L’intelligence artificielle, en particulier les LLM, est omniprésente parmi nous de nos jours. Cependant, pour que ceux-ci puissent répondre à nos demandes, ils doivent être capables de comprendre nos mots. Malheureusement, l’intelligence artificielle ne comprend que les nombres et les mathématiques. C’est pourquoi nos mots sont transformés en tokens — des mots ou des fractions de mots — qui sont ensuite convertis en vecteurs : ce sont les embeddings. Ces vecteurs sont très complexes et peuvent contenir des milliers de valeurs chacun.

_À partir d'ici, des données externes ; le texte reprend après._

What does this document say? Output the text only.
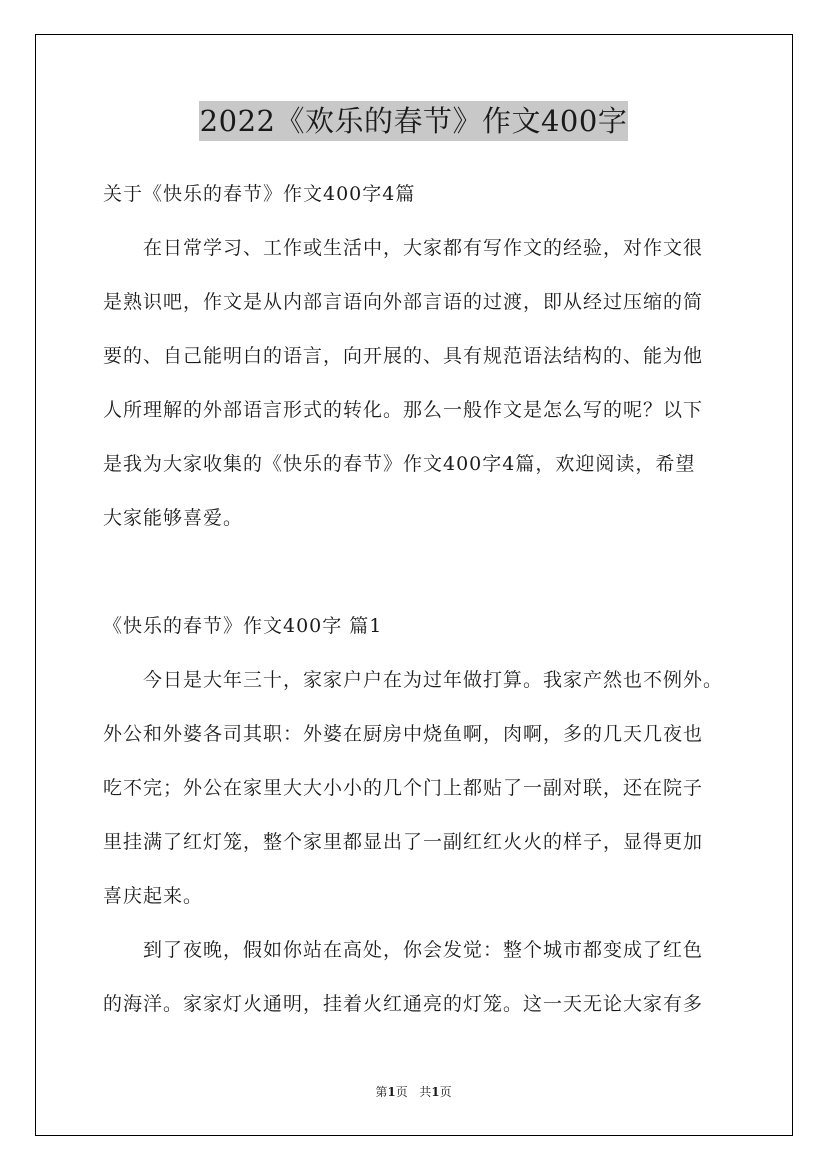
2022《欢乐的春节》作文400字
关于《快乐的春节》作文400字4篇
　　在日常学习、工作或生活中，大家都有写作文的经验，对作文很
是熟识吧，作文是从内部言语向外部言语的过渡，即从经过压缩的简
要的、自己能明白的语言，向开展的、具有规范语法结构的、能为他
人所理解的外部语言形式的转化。那么一般作文是怎么写的呢？以下
是我为大家收集的《快乐的春节》作文400字4篇，欢迎阅读，希望
大家能够喜爱。
《快乐的春节》作文400字 篇1
　　今日是大年三十，家家户户在为过年做打算。我家产然也不例外。
外公和外婆各司其职：外婆在厨房中烧鱼啊，肉啊，多的几天几夜也
吃不完；外公在家里大大小小的几个门上都贴了一副对联，还在院子
里挂满了红灯笼，整个家里都显出了一副红红火火的样子，显得更加
喜庆起来。
　　到了夜晚，假如你站在高处，你会发觉：整个城市都变成了红色
的海洋。家家灯火通明，挂着火红通亮的灯笼。这一天无论大家有多
第1页 共1页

En manipulant les embeddings, puis en les simplifiant en trois dimensions pour les observer dans l’espace, on peut constater de nombreuses choses intéressantes :

  • Contexte : des mots utilisés dans le même contexte ou appartenant au même champ lexical se positionnent plutôt proches dans l’espace.
  • Opérations : on peut effectuer des opérations sur les vecteurs des mots et, en récupérant le vecteur du mot le plus proche du résultat, obtenir un mot cohérent.
    Par exemple : roi - homme + femme = reine.
    En détaillant, roi - homme fait ressortir le principe de la royauté, et si l’on ajoute femme à ce principe, on obtient naturellement reine :

alt text

Mais ces opérations ne se limitent pas à cela : on peut également appliquer des principes à des mots. Par exemple, si l’on ajoute le vecteur synonyme au vecteur vite, on obtiendra probablement un vecteur proche de celui de rapide.

Application concrète

De ces constats est née l’idée d’appliquer ce principe à des cas plus concrets. C’est pourquoi nous avons travaillé sur la suggestion intelligente de termes métier, notamment pour le nommage de variables dans le cadre de la programmation, afin d’améliorer la lisibilité, la maintenabilité et l’auto-documentation du code.
Dans un premier temps, il a donc été décidé de mieux comprendre la manipulation des embeddings, pour ensuite intégrer la suggestion intelligente dans différentes applications : un glossaire métier et une extension d’environnement de développement.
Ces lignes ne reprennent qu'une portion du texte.